Unknown Mortal Orchestra continuam a ser os mesmos “funny friends” de sempre
Lá fora, fazia um frio de rachar. A segunda-feira era de chuva, que já antes havia dado os primeiros avisos, mas que viria a intensificar-se minutos depois das 20h00, levando a que as pessoas se munissem dos seus guarda-chuvas e sprintassem pelas míticas escadas de acesso ao Hard Club, qual Rocky Balboa. Muitos eram os que se queixavam do gelo enquanto tentavam secar os cabelos encharcados, e outros tantos iam sacando do casaco extra que traziam na mochila para se aquecerem. Isto até a festa começar, claro; em dia de regresso dos Unknown Mortal Orchestra à cidade do Porto – apenas quatro meses depois de passarem pelo NOS Primavera Sound – o frio foi logo esquecido por quem respondeu ao concerto da banda de Ruban Nielson com danças intermináveis.
Sex & Food é o novo disco do grupo e, nos seus melhores momentos, pede mesmo isso: uma dança colectiva e contagiante, que não tem hora marcada para acabar. Não foi, contudo, só do álbum saído em Abril que se escreveu a história deste concerto, dado num Hard Club que se encheu para matar as saudades; a banda também regressou ao seu passado diversas vezes, e reinventou-o conforme quis.
“From The Sun” foi o tema que deu o arranque; a sinergia que une os Unknown Mortal Orchestra ao seu público revelou-se logo nos segundos iniciais, com uma grande onda de aplausos a abraçar os primeiros acordes de guitarra soados, e tornou-se ainda mais evidente quando Ruban decidiu sair do palco para tocar o seu solo à beira dos fãs. É fácil reconhecer o espanto e entusiasmo estampados nos rostos de quem viveu aquele momento e percebeu a sua preciosidade; o tímido, mas alegre Ruban ia respondendo com sorrisos, naquela sua postura quase cool sem esforço, e percorreu as fileiras do recinto como se estivesse em casa.
Daí o grupo passou para a sempre incrível “FFunny FFriends” e para os tempos em que os Unknown Mortal Orchestra eram apenas e só Ruban Nielson, sozinho no seu quarto, a tentar criar um som ao mesmo tempo retro e moderno e a lançar faixas no Bandcamp anonimamente. Passaram-se 7 anos desde que “FFunny FFriends” foi escrita; 7 anos de um pequeno projecto que conseguiu passar da fase “internet hype” para a fase “tour mundial” sem perder a sua integridade artística – e também sem estagnar.

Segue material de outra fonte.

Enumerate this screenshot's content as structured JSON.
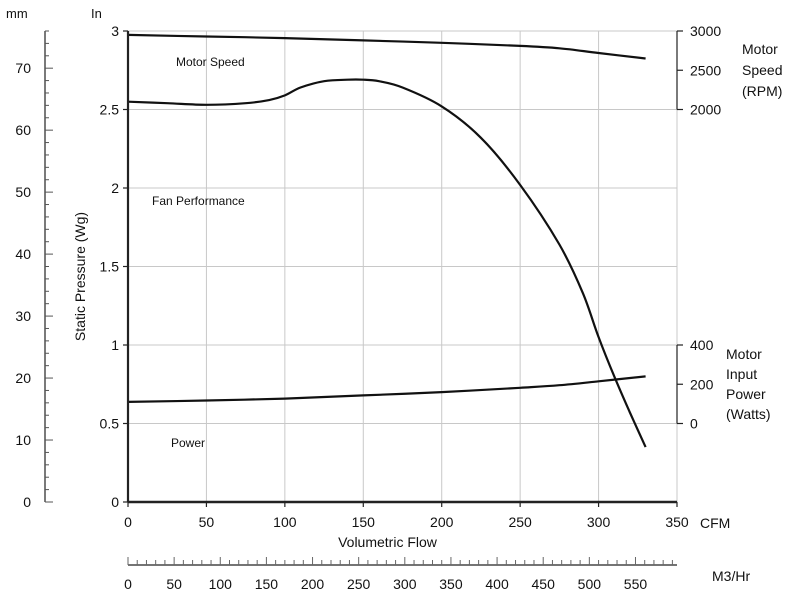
{
  "chart_data": {
    "type": "line",
    "xlabel": "Volumetric Flow",
    "ylabel": "Static Pressure (Wg)",
    "x_unit": "CFM",
    "x_ticks": [
      0,
      50,
      100,
      150,
      200,
      250,
      300,
      350
    ],
    "xlim": [
      0,
      350
    ],
    "y_unit": "In",
    "y_ticks": [
      0,
      0.5,
      1,
      1.5,
      2,
      2.5,
      3
    ],
    "ylim": [
      0,
      3
    ],
    "grid": true,
    "mm_axis": {
      "unit": "mm",
      "ticks": [
        0,
        10,
        20,
        30,
        40,
        50,
        60,
        70
      ],
      "range": [
        0,
        76
      ]
    },
    "m3hr_axis": {
      "unit": "M3/Hr",
      "ticks": [
        0,
        50,
        100,
        150,
        200,
        250,
        300,
        350,
        400,
        450,
        500,
        550
      ],
      "range": [
        0,
        595
      ]
    },
    "rpm_axis": {
      "label_lines": [
        "Motor",
        "Speed",
        "(RPM)"
      ],
      "ticks": [
        2000,
        2500,
        3000
      ],
      "range": [
        2000,
        3000
      ]
    },
    "power_axis": {
      "label_lines": [
        "Motor",
        "Input",
        "Power",
        "(Watts)"
      ],
      "ticks": [
        0,
        200,
        400
      ],
      "range": [
        0,
        400
      ]
    },
    "series": [
      {
        "name": "Motor Speed",
        "axis": "rpm",
        "x": [
          0,
          50,
          100,
          150,
          200,
          250,
          275,
          300,
          330
        ],
        "y": [
          2950,
          2930,
          2910,
          2880,
          2850,
          2810,
          2780,
          2720,
          2650
        ]
      },
      {
        "name": "Fan Performance",
        "axis": "pressure",
        "x": [
          0,
          25,
          50,
          75,
          90,
          100,
          110,
          125,
          140,
          150,
          160,
          175,
          200,
          225,
          250,
          275,
          290,
          300,
          310,
          320,
          330
        ],
        "y": [
          2.55,
          2.54,
          2.53,
          2.54,
          2.56,
          2.59,
          2.64,
          2.68,
          2.69,
          2.69,
          2.68,
          2.64,
          2.52,
          2.32,
          2.02,
          1.64,
          1.33,
          1.05,
          0.8,
          0.57,
          0.35
        ]
      },
      {
        "name": "Power",
        "axis": "power",
        "x": [
          0,
          50,
          100,
          150,
          200,
          250,
          275,
          300,
          330
        ],
        "y": [
          110,
          117,
          127,
          143,
          160,
          182,
          195,
          215,
          240
        ]
      }
    ]
  }
}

Hoje em dia, Ruban não anda tão sozinho. Agora, o irmão Kody acompanha-o na bateria, e até o pai Chris está na estrada, ficando a cargo do saxofone. Foi ele quem roubou todas as atenções no fim de “So Good At Being In Trouble”, música que foi transformada numa jam caótica de free jazz no concerto de segunda-feira. Depois, claro, há o baixista Jacob Portrait, que já há muito que é um elemento absolutamente fulcral no universo dos Unknown Mortal Orchestra.
Esse universo é um em que cabe tanto o seu pop denso e psicadélico, como o amor que nutrem pelo noise rock sujo ou pelos ritmos do funk e disco. Isso explica a diversidade que os fãs puderam apreciar no concerto: uma acelerada “Swim and Sleep (Like a Shark)” e a nova “American Guilt” contrastaram belissimamente com músicas mais ligeiras e soltas como “Not In Love We’re Just High” ou “Multi-Love”. Já as deliciosas “Hunnybee” e “Everyone Acts Crazy Nowadays” ficaram guardadas para o encore – onde ainda houve tempo para “Can’t Keep Checking My Phone” – e permitiram a consagração da banda na noite. As danças foram uma constante, e entre elas ficou a certeza: Ruban já tem mais uns anos em cima e passou por muito desde que o conhecemos pela primeira vez… mas continua a ser o mesmo rapaz atento e inteligente de sempre.